Animal models can be defined as experimental paradigms developed for the purpose of studying a given phenomenon found in humans, and animal models remain key elements for exploring the neurobiological bases of psychiatric disorders and providing targets for medications development. However, animal models for a complete syndrome of a psychiatric disorder are unlikely to be possible either conceptually or practically. Thus, although there are no complete animal models of psychiatric disorders, animal models do exist for individual elements of each syndrome. One approach to the development of animals models of heuristic value is that animal models are most likely to have construct validity when the model mimics only the specific signs or symptoms associated with a pathological condition (Geyer and Markou 1995). Using this conceptual approach, new procedures in animal models and human laboratory models in alcoholism are being refined in the context of the three stages of the addiction cycle outlined above. New data provide compelling evidence for a process termed the “Rosetta Stone” approach, in which existing pharmacotherapies are used to validate and improve animal models and human laboratory models, resulting in improved translation to human clinical therapeutics (Koob et al. 2009). Using this approach, animal models in the substance use disorders domains have excellent face and construct validity and have led to major insights into their neurobiological mechanisms of action. Such information not only provides a rich substrate for targets for pharmcotherapeutic approaches but also provides an excellent heuristic basis for validating the efficacy of behavioral approaches to treatment of alcoholism.
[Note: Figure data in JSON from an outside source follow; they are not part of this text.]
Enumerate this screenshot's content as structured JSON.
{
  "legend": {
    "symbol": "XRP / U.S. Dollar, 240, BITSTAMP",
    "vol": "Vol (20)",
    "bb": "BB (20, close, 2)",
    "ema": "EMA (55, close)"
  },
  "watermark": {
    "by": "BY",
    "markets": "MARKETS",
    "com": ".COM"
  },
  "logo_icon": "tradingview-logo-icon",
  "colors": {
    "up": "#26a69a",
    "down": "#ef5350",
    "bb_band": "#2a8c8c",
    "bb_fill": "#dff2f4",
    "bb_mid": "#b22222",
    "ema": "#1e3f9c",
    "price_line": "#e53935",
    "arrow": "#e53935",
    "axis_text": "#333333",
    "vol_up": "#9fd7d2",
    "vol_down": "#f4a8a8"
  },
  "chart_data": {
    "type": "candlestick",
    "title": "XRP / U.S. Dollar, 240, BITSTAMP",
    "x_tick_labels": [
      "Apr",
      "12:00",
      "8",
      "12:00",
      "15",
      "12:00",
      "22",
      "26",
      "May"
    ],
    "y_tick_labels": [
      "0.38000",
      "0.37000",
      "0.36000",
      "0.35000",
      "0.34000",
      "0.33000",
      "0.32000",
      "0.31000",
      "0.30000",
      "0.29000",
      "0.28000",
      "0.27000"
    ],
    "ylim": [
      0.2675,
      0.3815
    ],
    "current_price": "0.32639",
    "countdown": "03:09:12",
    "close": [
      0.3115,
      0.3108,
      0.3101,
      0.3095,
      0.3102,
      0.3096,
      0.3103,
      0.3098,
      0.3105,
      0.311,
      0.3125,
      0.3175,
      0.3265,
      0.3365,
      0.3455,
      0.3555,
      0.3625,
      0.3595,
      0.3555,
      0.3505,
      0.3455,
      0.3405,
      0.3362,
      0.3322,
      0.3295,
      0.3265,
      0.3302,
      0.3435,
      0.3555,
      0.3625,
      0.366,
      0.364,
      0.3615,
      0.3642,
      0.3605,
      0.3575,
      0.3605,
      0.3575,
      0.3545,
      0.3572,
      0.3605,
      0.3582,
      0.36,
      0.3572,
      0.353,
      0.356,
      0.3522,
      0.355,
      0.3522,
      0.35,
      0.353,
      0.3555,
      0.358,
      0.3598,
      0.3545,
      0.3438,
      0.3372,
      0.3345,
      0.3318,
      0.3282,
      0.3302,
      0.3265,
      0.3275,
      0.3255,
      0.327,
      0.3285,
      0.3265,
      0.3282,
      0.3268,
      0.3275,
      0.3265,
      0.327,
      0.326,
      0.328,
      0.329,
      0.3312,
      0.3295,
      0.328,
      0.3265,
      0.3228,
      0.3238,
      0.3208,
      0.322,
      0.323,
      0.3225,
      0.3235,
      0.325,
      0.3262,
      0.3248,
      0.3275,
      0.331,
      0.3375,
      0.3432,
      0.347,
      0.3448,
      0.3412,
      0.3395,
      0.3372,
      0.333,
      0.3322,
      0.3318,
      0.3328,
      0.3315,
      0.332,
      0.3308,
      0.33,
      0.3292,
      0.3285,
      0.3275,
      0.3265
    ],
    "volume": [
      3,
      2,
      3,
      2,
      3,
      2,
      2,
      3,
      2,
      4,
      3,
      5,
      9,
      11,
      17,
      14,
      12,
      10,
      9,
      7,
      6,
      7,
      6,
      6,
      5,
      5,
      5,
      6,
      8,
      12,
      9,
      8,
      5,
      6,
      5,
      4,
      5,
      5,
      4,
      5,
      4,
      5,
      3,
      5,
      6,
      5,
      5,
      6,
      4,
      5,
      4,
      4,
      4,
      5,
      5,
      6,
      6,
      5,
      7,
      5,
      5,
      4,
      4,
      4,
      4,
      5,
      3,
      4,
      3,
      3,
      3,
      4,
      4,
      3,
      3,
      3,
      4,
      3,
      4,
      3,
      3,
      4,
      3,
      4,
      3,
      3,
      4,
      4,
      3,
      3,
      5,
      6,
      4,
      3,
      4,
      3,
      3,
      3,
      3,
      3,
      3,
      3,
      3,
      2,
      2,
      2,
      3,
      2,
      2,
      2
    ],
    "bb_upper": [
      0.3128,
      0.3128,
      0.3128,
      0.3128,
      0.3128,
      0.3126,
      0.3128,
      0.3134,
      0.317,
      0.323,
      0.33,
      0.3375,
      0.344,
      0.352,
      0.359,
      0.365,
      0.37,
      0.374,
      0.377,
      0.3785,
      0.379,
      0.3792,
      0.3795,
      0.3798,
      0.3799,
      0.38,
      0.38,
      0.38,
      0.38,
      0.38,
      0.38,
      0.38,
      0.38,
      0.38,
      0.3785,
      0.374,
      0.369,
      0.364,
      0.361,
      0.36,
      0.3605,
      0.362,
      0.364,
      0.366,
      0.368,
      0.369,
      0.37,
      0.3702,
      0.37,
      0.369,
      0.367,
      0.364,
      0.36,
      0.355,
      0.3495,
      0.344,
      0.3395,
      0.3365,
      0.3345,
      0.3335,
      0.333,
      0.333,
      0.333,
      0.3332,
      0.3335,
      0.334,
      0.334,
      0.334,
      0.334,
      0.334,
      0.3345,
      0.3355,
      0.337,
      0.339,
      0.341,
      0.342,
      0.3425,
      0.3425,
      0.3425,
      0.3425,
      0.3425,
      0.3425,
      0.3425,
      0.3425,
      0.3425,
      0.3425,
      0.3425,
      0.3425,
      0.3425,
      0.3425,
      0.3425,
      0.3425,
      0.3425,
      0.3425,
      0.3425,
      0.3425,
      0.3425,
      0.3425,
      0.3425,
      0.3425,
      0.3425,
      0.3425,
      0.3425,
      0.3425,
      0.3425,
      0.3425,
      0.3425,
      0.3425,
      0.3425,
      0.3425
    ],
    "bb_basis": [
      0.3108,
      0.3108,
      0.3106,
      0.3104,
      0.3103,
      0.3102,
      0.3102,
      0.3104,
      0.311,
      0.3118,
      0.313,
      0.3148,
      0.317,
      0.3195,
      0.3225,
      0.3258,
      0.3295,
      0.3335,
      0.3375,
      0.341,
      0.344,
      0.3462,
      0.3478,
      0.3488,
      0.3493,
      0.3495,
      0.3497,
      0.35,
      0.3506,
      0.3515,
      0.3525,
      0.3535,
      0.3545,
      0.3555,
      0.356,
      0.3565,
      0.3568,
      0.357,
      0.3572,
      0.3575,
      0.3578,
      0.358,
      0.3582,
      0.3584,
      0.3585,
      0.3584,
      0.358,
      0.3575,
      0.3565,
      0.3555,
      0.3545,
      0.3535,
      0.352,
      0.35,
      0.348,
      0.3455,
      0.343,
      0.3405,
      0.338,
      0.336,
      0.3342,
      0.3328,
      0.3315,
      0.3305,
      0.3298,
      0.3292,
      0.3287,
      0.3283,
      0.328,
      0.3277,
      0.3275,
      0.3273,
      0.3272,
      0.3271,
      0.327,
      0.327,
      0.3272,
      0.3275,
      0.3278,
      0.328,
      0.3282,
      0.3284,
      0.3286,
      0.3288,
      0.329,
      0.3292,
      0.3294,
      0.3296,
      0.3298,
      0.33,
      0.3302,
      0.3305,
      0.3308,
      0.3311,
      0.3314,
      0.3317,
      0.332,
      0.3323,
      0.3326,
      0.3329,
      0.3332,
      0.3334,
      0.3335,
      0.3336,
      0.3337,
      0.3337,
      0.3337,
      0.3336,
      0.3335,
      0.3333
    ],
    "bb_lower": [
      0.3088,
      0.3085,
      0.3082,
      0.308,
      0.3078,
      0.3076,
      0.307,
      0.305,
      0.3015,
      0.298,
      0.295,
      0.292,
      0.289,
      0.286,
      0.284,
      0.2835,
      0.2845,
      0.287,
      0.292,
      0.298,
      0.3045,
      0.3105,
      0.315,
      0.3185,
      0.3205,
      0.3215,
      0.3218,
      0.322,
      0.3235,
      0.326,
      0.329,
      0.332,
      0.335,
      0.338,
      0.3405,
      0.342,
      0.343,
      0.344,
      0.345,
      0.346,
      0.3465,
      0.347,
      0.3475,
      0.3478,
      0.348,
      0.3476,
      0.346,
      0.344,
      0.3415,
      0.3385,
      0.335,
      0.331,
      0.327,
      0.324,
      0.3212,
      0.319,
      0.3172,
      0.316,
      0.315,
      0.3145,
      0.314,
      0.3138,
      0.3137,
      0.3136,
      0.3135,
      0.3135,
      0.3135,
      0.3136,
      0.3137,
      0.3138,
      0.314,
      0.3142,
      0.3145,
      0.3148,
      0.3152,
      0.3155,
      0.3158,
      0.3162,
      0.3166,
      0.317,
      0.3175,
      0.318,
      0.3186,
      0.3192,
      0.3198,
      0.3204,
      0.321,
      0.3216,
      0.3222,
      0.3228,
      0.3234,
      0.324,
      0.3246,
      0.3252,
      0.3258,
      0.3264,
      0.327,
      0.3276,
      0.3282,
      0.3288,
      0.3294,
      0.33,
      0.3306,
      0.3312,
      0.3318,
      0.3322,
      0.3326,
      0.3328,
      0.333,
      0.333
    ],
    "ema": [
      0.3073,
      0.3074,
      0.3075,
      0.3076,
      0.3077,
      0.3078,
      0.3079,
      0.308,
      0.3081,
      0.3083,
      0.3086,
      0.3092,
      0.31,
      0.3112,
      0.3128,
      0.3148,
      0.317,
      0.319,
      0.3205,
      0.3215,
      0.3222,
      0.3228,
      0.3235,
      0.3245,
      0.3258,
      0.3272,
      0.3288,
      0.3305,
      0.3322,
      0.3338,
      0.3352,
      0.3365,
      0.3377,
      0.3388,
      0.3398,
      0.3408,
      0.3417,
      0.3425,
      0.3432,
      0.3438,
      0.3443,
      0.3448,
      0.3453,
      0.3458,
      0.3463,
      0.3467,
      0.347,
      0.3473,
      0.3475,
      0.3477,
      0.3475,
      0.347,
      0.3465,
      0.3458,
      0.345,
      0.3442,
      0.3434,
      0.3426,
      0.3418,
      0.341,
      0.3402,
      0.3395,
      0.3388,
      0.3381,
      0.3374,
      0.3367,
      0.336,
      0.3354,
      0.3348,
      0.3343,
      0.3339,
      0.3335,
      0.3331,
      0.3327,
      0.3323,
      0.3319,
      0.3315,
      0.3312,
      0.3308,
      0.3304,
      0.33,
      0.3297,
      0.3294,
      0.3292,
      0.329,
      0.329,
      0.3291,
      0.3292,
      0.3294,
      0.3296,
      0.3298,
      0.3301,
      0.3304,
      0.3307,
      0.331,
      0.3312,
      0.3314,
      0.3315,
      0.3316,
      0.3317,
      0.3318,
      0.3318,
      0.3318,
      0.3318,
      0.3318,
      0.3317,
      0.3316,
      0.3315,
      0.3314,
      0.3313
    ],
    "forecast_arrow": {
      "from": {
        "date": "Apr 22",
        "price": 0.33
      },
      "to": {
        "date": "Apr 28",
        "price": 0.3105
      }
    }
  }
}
Other efforts could focus on molecular changes that occur in response to alcohol exposure at the level of signal transduction within or between cells or in the genes encoding the involved molecules. Such basic research can provide insights into how the neuronal circuits described in this article become deregulated during the different stages of the addiction cycle, thereby providing new potential targets for medication development. Moreover, such effects may identify targets for genetic pharmacology in which treatments could be individualized for patients based on specific genetic polymorphisms carried by the individual. To date, no medication targets have been identified using analyses of such molecular changes but eventually, molecular studies may become key to understanding the vulnerability to addiction as well as help identify possible targets for pharmacotherapeutic approaches.


The author declares that he has no competing financial interests.